Escusado será dizer que os laços criados com ele são fortíssimos. O Cristóvão aprendeu alemão, tornou-se num rapaz forte, bonito, inteligente e educado, sensível e brincalhão, que irá deixar muitas, mesmo muitas saudades. Ao longo deste tempo, desenvolveu um verdadeiro talento pelo desenho e técnicas de ilustração. O que era uma forma de passar o tempo, passou a ser uma paixão, que foi naturalmente muito apoiada e incentivada por todo o grupo.

Soubemos agora que finalmente o Cristóvão poderá regressar a Angola em novembro de 2015. O tão esperado avião lá estará para o levar de volta a casa.

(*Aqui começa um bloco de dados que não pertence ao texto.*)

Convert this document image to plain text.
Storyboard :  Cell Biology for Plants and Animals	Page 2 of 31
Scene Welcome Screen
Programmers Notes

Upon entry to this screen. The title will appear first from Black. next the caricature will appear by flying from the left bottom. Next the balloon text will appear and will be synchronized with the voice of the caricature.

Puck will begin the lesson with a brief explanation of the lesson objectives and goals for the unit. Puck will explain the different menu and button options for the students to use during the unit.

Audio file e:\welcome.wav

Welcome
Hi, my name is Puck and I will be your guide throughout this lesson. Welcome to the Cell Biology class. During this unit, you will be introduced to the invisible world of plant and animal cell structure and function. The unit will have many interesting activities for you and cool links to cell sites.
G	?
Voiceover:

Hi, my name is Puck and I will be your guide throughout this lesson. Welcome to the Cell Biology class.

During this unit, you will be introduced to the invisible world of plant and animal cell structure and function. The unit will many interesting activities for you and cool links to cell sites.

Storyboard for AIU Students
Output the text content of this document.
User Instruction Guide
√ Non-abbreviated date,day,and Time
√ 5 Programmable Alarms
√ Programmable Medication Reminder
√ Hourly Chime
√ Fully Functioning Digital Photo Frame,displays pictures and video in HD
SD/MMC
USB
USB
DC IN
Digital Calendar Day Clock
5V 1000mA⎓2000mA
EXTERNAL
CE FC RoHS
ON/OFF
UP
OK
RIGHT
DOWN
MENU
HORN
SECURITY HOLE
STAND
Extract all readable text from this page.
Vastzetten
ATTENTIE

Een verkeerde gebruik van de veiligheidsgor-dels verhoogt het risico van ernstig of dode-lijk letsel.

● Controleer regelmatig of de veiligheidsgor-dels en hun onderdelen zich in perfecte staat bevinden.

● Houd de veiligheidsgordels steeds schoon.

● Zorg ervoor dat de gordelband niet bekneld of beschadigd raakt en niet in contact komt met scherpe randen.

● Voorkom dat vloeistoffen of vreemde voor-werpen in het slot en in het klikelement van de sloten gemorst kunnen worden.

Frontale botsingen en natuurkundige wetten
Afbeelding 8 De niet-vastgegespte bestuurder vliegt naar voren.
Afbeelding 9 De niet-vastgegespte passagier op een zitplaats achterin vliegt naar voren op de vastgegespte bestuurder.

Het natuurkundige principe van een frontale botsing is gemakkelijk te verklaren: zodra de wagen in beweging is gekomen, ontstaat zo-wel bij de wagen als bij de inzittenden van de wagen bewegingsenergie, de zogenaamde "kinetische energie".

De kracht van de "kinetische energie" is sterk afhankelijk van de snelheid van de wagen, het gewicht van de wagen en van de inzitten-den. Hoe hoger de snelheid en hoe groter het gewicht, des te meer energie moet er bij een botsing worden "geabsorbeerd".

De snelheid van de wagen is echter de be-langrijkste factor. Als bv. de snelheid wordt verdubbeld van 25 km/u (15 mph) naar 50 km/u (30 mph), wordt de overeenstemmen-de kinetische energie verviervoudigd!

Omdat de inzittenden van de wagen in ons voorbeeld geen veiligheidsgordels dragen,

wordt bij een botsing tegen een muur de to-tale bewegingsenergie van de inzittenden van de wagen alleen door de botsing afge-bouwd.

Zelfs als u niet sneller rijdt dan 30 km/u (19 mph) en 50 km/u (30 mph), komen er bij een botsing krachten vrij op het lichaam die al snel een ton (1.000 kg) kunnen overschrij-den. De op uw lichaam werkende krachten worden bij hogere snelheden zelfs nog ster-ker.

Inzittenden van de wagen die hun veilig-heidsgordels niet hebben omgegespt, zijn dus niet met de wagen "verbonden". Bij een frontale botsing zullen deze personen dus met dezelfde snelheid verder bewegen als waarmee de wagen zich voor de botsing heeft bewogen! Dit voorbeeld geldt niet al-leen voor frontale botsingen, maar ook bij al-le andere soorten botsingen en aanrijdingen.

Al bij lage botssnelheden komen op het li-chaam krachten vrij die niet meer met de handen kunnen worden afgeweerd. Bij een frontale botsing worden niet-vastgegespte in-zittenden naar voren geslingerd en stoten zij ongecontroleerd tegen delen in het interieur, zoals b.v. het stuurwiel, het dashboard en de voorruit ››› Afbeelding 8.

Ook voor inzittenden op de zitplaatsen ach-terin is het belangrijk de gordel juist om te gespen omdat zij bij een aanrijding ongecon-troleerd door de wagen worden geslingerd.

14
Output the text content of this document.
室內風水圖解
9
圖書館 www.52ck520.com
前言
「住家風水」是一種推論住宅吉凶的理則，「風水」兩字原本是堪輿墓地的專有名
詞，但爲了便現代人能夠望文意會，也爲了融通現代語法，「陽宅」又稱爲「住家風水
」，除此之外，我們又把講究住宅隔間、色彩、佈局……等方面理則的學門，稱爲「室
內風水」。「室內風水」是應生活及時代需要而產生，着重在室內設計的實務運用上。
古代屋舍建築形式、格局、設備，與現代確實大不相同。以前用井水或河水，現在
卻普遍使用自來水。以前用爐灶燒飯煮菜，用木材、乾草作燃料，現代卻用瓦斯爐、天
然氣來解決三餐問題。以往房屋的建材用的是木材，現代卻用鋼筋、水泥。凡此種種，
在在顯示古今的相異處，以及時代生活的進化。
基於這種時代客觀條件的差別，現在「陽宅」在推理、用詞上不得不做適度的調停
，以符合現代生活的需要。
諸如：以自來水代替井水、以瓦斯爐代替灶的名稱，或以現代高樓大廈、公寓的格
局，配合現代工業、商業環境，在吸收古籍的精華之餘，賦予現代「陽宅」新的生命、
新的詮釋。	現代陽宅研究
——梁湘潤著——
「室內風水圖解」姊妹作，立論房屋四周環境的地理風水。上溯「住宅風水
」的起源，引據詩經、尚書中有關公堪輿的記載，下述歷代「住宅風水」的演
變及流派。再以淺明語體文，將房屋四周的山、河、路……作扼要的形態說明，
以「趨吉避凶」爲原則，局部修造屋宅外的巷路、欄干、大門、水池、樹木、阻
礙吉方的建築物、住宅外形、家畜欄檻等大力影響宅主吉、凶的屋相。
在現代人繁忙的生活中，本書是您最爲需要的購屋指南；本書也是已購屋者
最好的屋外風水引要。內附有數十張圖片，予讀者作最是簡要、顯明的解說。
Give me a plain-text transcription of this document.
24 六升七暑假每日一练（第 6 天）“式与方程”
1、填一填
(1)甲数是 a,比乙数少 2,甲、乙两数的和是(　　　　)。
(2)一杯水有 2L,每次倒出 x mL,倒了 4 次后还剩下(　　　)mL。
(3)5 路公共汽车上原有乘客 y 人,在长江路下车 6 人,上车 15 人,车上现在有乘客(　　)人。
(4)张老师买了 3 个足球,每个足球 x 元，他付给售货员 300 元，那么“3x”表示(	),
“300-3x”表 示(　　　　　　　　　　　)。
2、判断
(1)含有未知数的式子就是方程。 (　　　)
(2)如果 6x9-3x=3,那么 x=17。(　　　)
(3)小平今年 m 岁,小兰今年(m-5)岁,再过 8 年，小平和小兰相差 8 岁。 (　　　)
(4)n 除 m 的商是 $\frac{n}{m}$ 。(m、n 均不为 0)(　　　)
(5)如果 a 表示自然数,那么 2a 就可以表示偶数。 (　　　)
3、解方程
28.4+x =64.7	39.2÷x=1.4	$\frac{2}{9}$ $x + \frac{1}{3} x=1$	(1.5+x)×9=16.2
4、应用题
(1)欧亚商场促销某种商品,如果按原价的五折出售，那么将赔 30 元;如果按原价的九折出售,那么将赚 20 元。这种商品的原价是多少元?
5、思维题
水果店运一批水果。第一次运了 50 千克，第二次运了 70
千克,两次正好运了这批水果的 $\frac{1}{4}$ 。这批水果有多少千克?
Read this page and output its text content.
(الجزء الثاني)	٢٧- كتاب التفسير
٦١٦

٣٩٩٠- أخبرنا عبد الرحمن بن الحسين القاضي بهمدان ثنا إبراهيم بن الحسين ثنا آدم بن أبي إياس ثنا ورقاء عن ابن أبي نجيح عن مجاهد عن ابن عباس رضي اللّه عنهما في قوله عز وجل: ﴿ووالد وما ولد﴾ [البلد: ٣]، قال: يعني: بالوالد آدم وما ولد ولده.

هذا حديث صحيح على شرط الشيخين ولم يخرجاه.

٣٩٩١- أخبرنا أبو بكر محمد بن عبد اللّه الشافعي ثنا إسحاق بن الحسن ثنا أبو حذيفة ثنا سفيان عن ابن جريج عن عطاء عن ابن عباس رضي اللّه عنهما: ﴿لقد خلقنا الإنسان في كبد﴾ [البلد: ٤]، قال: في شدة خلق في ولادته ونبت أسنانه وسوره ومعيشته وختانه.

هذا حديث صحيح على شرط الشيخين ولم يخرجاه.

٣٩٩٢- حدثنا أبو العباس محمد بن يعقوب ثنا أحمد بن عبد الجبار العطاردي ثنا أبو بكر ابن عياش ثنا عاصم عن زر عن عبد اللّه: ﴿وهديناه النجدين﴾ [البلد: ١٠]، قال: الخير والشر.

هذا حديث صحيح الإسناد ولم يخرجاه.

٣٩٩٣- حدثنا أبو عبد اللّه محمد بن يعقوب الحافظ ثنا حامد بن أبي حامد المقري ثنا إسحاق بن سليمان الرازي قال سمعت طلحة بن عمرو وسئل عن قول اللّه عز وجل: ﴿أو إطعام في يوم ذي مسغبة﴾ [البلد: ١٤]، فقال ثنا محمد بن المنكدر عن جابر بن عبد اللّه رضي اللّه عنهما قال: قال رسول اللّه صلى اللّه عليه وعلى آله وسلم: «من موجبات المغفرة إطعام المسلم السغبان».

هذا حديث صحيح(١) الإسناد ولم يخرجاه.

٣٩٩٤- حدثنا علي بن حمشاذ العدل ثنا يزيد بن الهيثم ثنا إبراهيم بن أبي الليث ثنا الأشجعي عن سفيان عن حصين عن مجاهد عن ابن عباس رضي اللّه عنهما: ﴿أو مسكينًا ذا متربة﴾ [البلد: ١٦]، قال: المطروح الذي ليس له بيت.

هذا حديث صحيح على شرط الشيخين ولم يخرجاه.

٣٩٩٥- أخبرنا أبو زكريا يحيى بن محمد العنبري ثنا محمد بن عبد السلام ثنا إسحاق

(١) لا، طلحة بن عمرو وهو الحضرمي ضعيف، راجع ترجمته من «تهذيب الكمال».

Procuramos uma associação ou instituição angolana ou activa em Angola, que possa orientá-lo e guiar os seus passos no regresso a casa. O Cristóvão é um menino especial, talentoso e guerreiro, que durante três anos aprendeu a viver e sobreviver entre dois mundos. Travou uma luta contra um inimigo invisível, gigantesco – e venceu. Queremos ajudá-lo a encontrar o seu caminho no seu lugar de origem, e que esse caminho se possa cruzar muitas vezes com o nosso.

A despedida está para breve. A alegria de o saber de volta só é comparável à tristeza de o ver partir. O “nosso” menino.

Estamos orgulhosos de ti, Cristóvão. Muito. Nunca te esqueças disso.